A lot of keto dieters don’t eat enough fiber, for example, which leads to digestive issues like constipation. Others struggle with getting enough magnesium — which may trigger muscle cramps and fatigue — and vitamin D, which can cause brittle bones and fractures.

It’s crucial to include a healthy mix of foods in your diet — fish, meats, nuts, seeds, veggies, fruits — to hit your daily nutritional needs. If you suspect you’re developing a deficiency, it’s worth asking your doctor or a dietitian about supplements.

Previous research has shown that the keto diet — or any low-carb diet — helps dieters lose weight faster than they would if they followed a low-fat diet. That’s been the main draw of it, after all.

This happens for two reasons.

  • When you hit ketosis, your body stores less fat because it’s using it for fuel.
  • The keto diet suppresses your appetite, according to previous research. The less hungry you are, the fewer calories you’ll eat.

All that being said, it’s difficult to adhere to the keto diet for a long time because of how restrictive it is. As soon as you start eating carbs again, you’re likely to gain the pounds back right away.

Adhering to a strict diet can also put you at risk for yo-yo dieting. This type of weight cycling can put you at a higher risk for heart disease, stroke, and early death, recent research suggests.

If you have any liver issues, you’ll want to avoid the keto diet. Because the body has to metabolize so much fat on this eating plan, it could worsen existing liver issues.

“In a high-fat diet, there is more metabolic burden on the liver to convert the fatty acids to their two fates: the fatty acids are oxidized to energy or converted to ketone bodies via the process of ketogenesis,” said Berger. “Thus, if there is liver disease, there could be an issue to properly metabolize the ingested triglycerides and their released fatty acids.”

The same goes for those with kidney problems, health experts believe. One of the kidneys’ main jobs is to break down protein. Keto dieters tend to eat larger amounts of meat and fish, which can increase uric acid and calcium levels and lead to kidney stones and gout.

We don’t have much evidence regarding the long-term side effects of the keto diet. That being said, most dietitians don’t recommend adhering to the keto diet for months on end, as it’s not a well-balanced eating plan.
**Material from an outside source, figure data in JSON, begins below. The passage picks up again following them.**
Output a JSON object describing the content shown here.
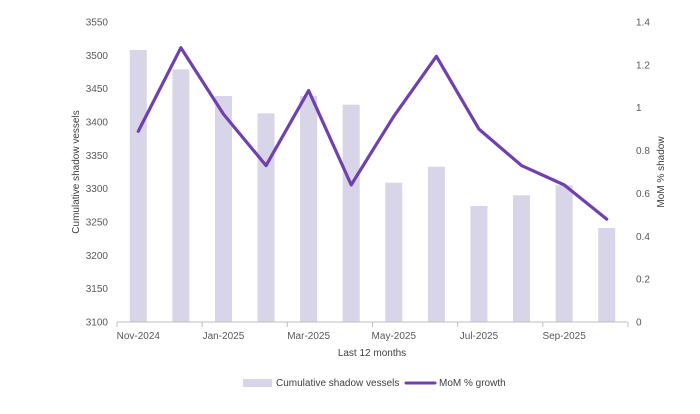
{
  "chart_data": {
    "type": "bar+line",
    "categories": [
      "Nov-2024",
      "Dec-2024",
      "Jan-2025",
      "Feb-2025",
      "Mar-2025",
      "Apr-2025",
      "May-2025",
      "Jun-2025",
      "Jul-2025",
      "Aug-2025",
      "Sep-2025",
      "Oct-2025"
    ],
    "x_tick_labels": [
      "Nov-2024",
      "Jan-2025",
      "Mar-2025",
      "May-2025",
      "Jul-2025",
      "Sep-2025"
    ],
    "xlabel": "Last 12 months",
    "series": [
      {
        "name": "Cumulative shadow vessels",
        "kind": "bar",
        "axis": "left",
        "color": "#d9d5e8",
        "values": [
          3508,
          3479,
          3439,
          3413,
          3439,
          3426,
          3309,
          3333,
          3274,
          3290,
          3305,
          3241
        ]
      },
      {
        "name": "MoM % growth",
        "kind": "line",
        "axis": "right",
        "color": "#7040b0",
        "values": [
          0.89,
          1.28,
          0.97,
          0.73,
          1.08,
          0.64,
          0.96,
          1.24,
          0.9,
          0.73,
          0.64,
          0.48
        ]
      }
    ],
    "y_left": {
      "label": "Cumulative shadow vessels",
      "lim": [
        3100,
        3550
      ],
      "ticks": [
        "3100",
        "3150",
        "3200",
        "3250",
        "3300",
        "3350",
        "3400",
        "3450",
        "3500",
        "3550"
      ]
    },
    "y_right": {
      "label": "MoM % shadow",
      "lim": [
        0,
        1.4
      ],
      "ticks": [
        "0",
        "0.2",
        "0.4",
        "0.6",
        "0.8",
        "1",
        "1.2",
        "1.4"
      ]
    },
    "legend": {
      "position": "bottom",
      "items": [
        "Cumulative shadow vessels",
        "MoM % growth"
      ]
    },
    "grid": false
  }
}
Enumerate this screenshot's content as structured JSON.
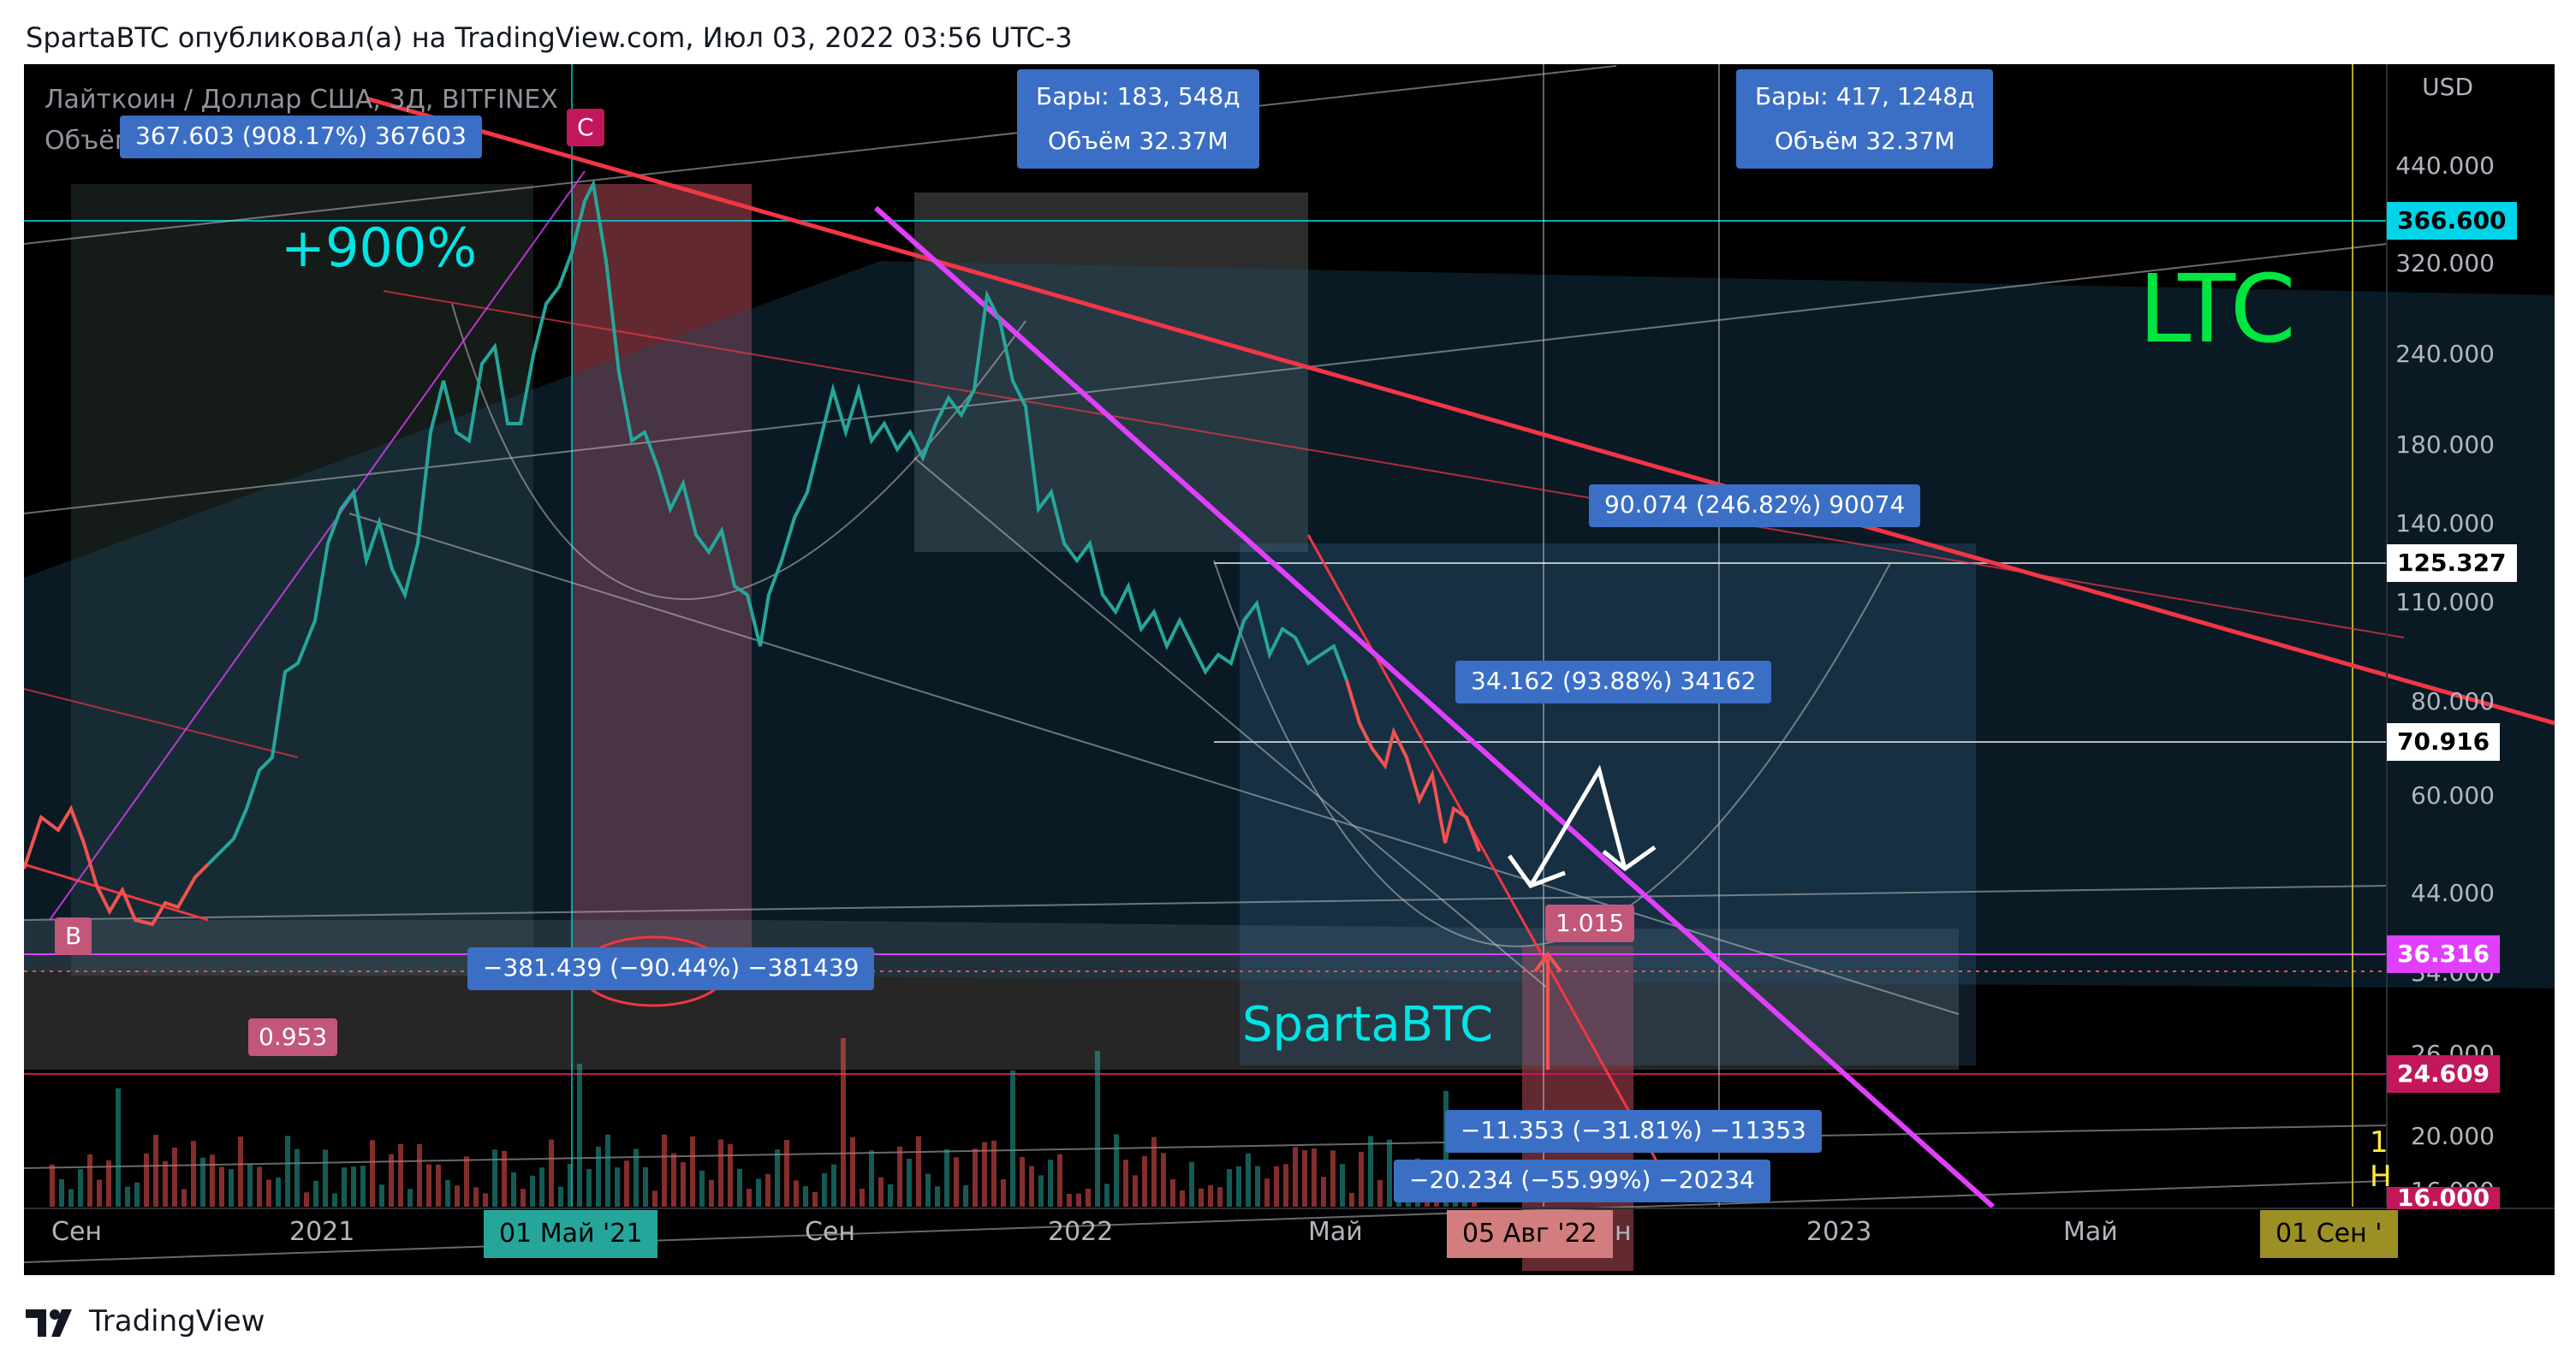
{
  "header": {
    "text": "SpartaBTC опубликовал(а) на TradingView.com, Июл 03, 2022 03:56 UTC-3"
  },
  "legend": {
    "symbol": "Лайткоин / Доллар США, 3Д, BITFINEX",
    "volume": "Объём"
  },
  "price_scale": {
    "currency": "USD",
    "labels": [
      "440.000",
      "320.000",
      "240.000",
      "180.000",
      "140.000",
      "110.000",
      "80.000",
      "60.000",
      "44.000",
      "34.000",
      "26.000",
      "20.000",
      "16.000"
    ]
  },
  "price_tags": [
    {
      "value": "366.600",
      "bg": "#00d4e8",
      "fg": "#000000"
    },
    {
      "value": "125.327",
      "bg": "#ffffff",
      "fg": "#000000"
    },
    {
      "value": "70.916",
      "bg": "#ffffff",
      "fg": "#000000"
    },
    {
      "value": "36.316",
      "bg": "#e040fb",
      "fg": "#ffffff"
    },
    {
      "value": "24.609",
      "bg": "#c2185b",
      "fg": "#ffffff"
    },
    {
      "value": "16.000",
      "bg": "#c2185b",
      "fg": "#ffffff"
    }
  ],
  "time_axis": [
    "Сен",
    "2021",
    "Сен",
    "2022",
    "Май",
    "н",
    "2023",
    "Май"
  ],
  "time_highlights": [
    {
      "label": "01 Май '21",
      "bg": "#26a69a"
    },
    {
      "label": "05 Авг '22",
      "bg": "#d27e7e"
    },
    {
      "label": "01 Сен '",
      "bg": "#9c8f24"
    }
  ],
  "annotations": {
    "top_left": "367.603 (908.17%) 367603",
    "bars1_line1": "Бары: 183, 548д",
    "bars1_line2": "Объём 32.37M",
    "bars2_line1": "Бары: 417, 1248д",
    "bars2_line2": "Объём 32.37M",
    "mid_right": "90.074 (246.82%) 90074",
    "mid_center": "34.162 (93.88%) 34162",
    "drop": "−381.439 (−90.44%) −381439",
    "lower1": "−11.353 (−31.81%) −11353",
    "lower2": "−20.234 (−55.99%) −20234",
    "pct_900": "+900%",
    "ltc": "LTC",
    "author": "SpartaBTC",
    "val_0953": "0.953",
    "val_1015": "1.015",
    "marker_b": "B",
    "marker_c": "C",
    "edge_1": "1",
    "edge_h": "H"
  },
  "colors": {
    "up": "#26a69a",
    "down": "#ef5350",
    "magenta": "#e040fb",
    "red_line": "#f23645",
    "ltc": "#00e640",
    "cyan": "#00e5e5",
    "annotation_bg": "#3b6fc6"
  },
  "footer": {
    "brand": "TradingView"
  }
}
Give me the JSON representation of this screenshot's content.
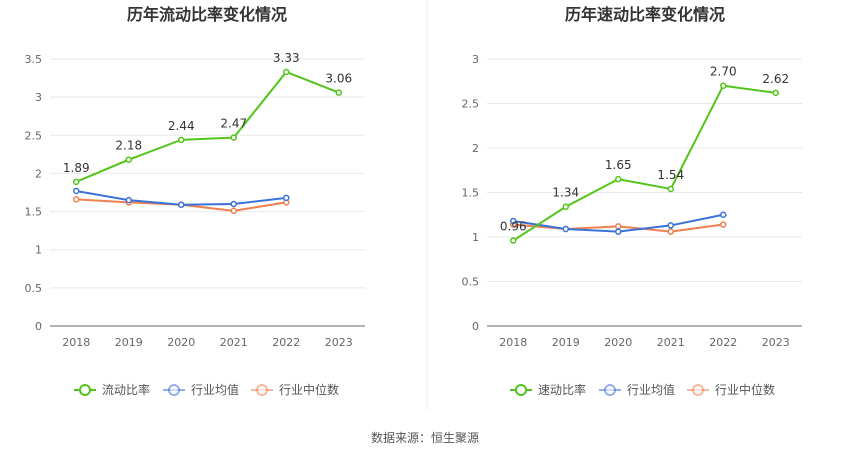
{
  "source_text": "数据来源：恒生聚源",
  "colors": {
    "main": "#52c41a",
    "avg": "#3a72d8",
    "median": "#f08050",
    "grid": "#e8e8e8",
    "axis": "#666666"
  },
  "chart_data": [
    {
      "type": "line",
      "title": "历年流动比率变化情况",
      "categories": [
        "2018",
        "2019",
        "2020",
        "2021",
        "2022",
        "2023"
      ],
      "ylim": [
        0,
        3.5
      ],
      "yticks": [
        "0",
        "0.5",
        "1",
        "1.5",
        "2",
        "2.5",
        "3",
        "3.5"
      ],
      "legend_position": "bottom",
      "series": [
        {
          "name": "流动比率",
          "color": "#52c41a",
          "values": [
            1.89,
            2.18,
            2.44,
            2.47,
            3.33,
            3.06
          ],
          "labels": [
            "1.89",
            "2.18",
            "2.44",
            "2.47",
            "3.33",
            "3.06"
          ]
        },
        {
          "name": "行业均值",
          "color": "#3a72d8",
          "values": [
            1.77,
            1.65,
            1.59,
            1.6,
            1.68,
            null
          ]
        },
        {
          "name": "行业中位数",
          "color": "#f08050",
          "values": [
            1.66,
            1.62,
            1.59,
            1.51,
            1.62,
            null
          ]
        }
      ]
    },
    {
      "type": "line",
      "title": "历年速动比率变化情况",
      "categories": [
        "2018",
        "2019",
        "2020",
        "2021",
        "2022",
        "2023"
      ],
      "ylim": [
        0,
        3
      ],
      "yticks": [
        "0",
        "0.5",
        "1",
        "1.5",
        "2",
        "2.5",
        "3"
      ],
      "legend_position": "bottom",
      "series": [
        {
          "name": "速动比率",
          "color": "#52c41a",
          "values": [
            0.96,
            1.34,
            1.65,
            1.54,
            2.7,
            2.62
          ],
          "labels": [
            "0.96",
            "1.34",
            "1.65",
            "1.54",
            "2.70",
            "2.62"
          ]
        },
        {
          "name": "行业均值",
          "color": "#3a72d8",
          "values": [
            1.18,
            1.09,
            1.06,
            1.13,
            1.25,
            null
          ]
        },
        {
          "name": "行业中位数",
          "color": "#f08050",
          "values": [
            1.14,
            1.09,
            1.12,
            1.06,
            1.14,
            null
          ]
        }
      ]
    }
  ]
}
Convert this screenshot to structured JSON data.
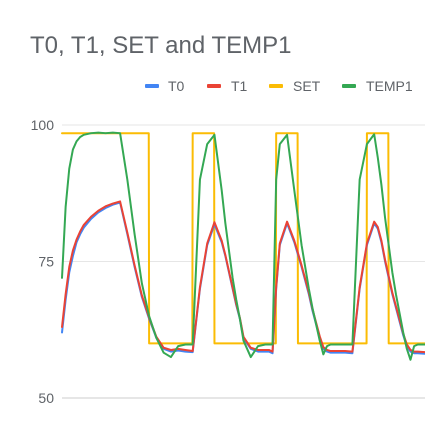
{
  "chart_data": {
    "type": "line",
    "title": "T0, T1, SET and TEMP1",
    "xlabel": "",
    "ylabel": "",
    "ylim": [
      50,
      100
    ],
    "yticks": [
      50,
      75,
      100
    ],
    "xlim": [
      0,
      100
    ],
    "grid": true,
    "legend_position": "top-right",
    "series": [
      {
        "name": "T0",
        "color": "#4285f4",
        "x": [
          0,
          1,
          2,
          3,
          4,
          5,
          6,
          8,
          10,
          12,
          14,
          16,
          18,
          20,
          22,
          24,
          26,
          28,
          30,
          32,
          34,
          36,
          38,
          40,
          42,
          44,
          45,
          46,
          47,
          48,
          49,
          50,
          52,
          54,
          56,
          57,
          58,
          59,
          60,
          62,
          64,
          66,
          68,
          69,
          70,
          71,
          72,
          73,
          74,
          76,
          78,
          80,
          82,
          84,
          86,
          87,
          88,
          89,
          90,
          91,
          92,
          93,
          94,
          95,
          96,
          97,
          98,
          100
        ],
        "y": [
          62,
          68,
          73,
          76,
          78.5,
          80,
          81.2,
          82.8,
          84,
          84.8,
          85.4,
          85.8,
          80,
          74,
          68.5,
          64.5,
          61,
          59,
          58.5,
          58.7,
          58.5,
          58.4,
          70,
          78,
          81.8,
          78.5,
          76,
          73,
          70,
          67,
          64.5,
          61,
          59,
          58.5,
          58.5,
          58.5,
          58.2,
          70,
          78,
          82,
          78.5,
          74,
          69,
          66,
          63.5,
          61,
          59,
          58.5,
          58.3,
          58.3,
          58.3,
          58.2,
          70,
          78,
          82,
          81,
          78.5,
          75,
          72,
          69,
          66.5,
          64,
          61.5,
          59.5,
          58.5,
          58.2,
          58.2,
          58.1
        ]
      },
      {
        "name": "T1",
        "color": "#ea4335",
        "x": [
          0,
          1,
          2,
          3,
          4,
          5,
          6,
          8,
          10,
          12,
          14,
          16,
          18,
          20,
          22,
          24,
          26,
          28,
          30,
          32,
          34,
          36,
          38,
          40,
          42,
          44,
          45,
          46,
          47,
          48,
          49,
          50,
          52,
          54,
          56,
          57,
          58,
          59,
          60,
          62,
          64,
          66,
          68,
          69,
          70,
          71,
          72,
          73,
          74,
          76,
          78,
          80,
          82,
          84,
          86,
          87,
          88,
          89,
          90,
          91,
          92,
          93,
          94,
          95,
          96,
          97,
          98,
          100
        ],
        "y": [
          63,
          69,
          74,
          77,
          79,
          80.5,
          81.7,
          83.2,
          84.3,
          85.1,
          85.6,
          86,
          80.3,
          74.3,
          68.8,
          64.7,
          61.2,
          59.2,
          58.8,
          59,
          58.8,
          58.6,
          70.3,
          78.3,
          82.2,
          78.8,
          76.2,
          73.2,
          70.2,
          67.2,
          64.7,
          61.2,
          59.2,
          58.8,
          58.8,
          58.8,
          58.5,
          70.3,
          78.3,
          82.3,
          78.8,
          74.3,
          69.3,
          66.3,
          63.8,
          61.3,
          59.3,
          58.8,
          58.6,
          58.6,
          58.6,
          58.5,
          70.3,
          78.3,
          82.3,
          81.3,
          78.8,
          75.3,
          72.3,
          69.3,
          66.8,
          64.3,
          61.8,
          59.8,
          58.8,
          58.5,
          58.5,
          58.4
        ]
      },
      {
        "name": "SET",
        "color": "#fbbc04",
        "x": [
          0,
          0.1,
          23.9,
          24,
          35.9,
          36,
          41.9,
          42,
          58.9,
          59,
          64.9,
          65,
          83.9,
          84,
          89.9,
          90,
          100
        ],
        "y": [
          98.5,
          98.5,
          98.5,
          60,
          60,
          98.5,
          98.5,
          60,
          60,
          98.5,
          98.5,
          60,
          60,
          98.5,
          98.5,
          60,
          60
        ]
      },
      {
        "name": "TEMP1",
        "color": "#34a853",
        "x": [
          0,
          1,
          2,
          3,
          4,
          5,
          6,
          8,
          10,
          12,
          14,
          16,
          18,
          20,
          22,
          24,
          26,
          28,
          30,
          32,
          34,
          36,
          38,
          40,
          42,
          44,
          45,
          46,
          47,
          48,
          49,
          50,
          52,
          54,
          56,
          57,
          58,
          59,
          60,
          62,
          64,
          66,
          68,
          69,
          70,
          71,
          72,
          73,
          74,
          76,
          78,
          80,
          82,
          84,
          86,
          87,
          88,
          89,
          90,
          91,
          92,
          93,
          94,
          95,
          96,
          97,
          98,
          100
        ],
        "y": [
          72,
          85,
          92,
          95.5,
          97,
          97.8,
          98.2,
          98.5,
          98.6,
          98.5,
          98.6,
          98.5,
          90,
          80,
          71,
          65,
          61,
          58.3,
          57.5,
          59.5,
          59.8,
          59.8,
          90,
          96.5,
          98.2,
          88,
          82,
          77,
          72,
          68,
          64.5,
          60.5,
          57.5,
          59.5,
          59.8,
          59.8,
          59.8,
          90,
          96.5,
          98.2,
          88,
          78,
          70,
          66.5,
          63.5,
          60.5,
          58,
          59.5,
          59.8,
          59.8,
          59.8,
          59.8,
          90,
          96.5,
          98.3,
          94,
          89,
          83,
          78,
          73,
          69,
          65.5,
          62,
          59,
          57,
          59.5,
          59.8,
          59.8
        ]
      }
    ]
  }
}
If you’re thinking of going on a high-fat, low-carb diet, always consult your doctor first.

The keto diet isn’t right for everyone. Yes, it could be a quick and effective weight loss plan for certain healthy individuals, but it could put others seriously in danger.

The keto diet can help healthy individuals lose weight fast, but some may be at risk for developing nutritional deficiencies, liver damage, and harmful yo-yo dieting habits.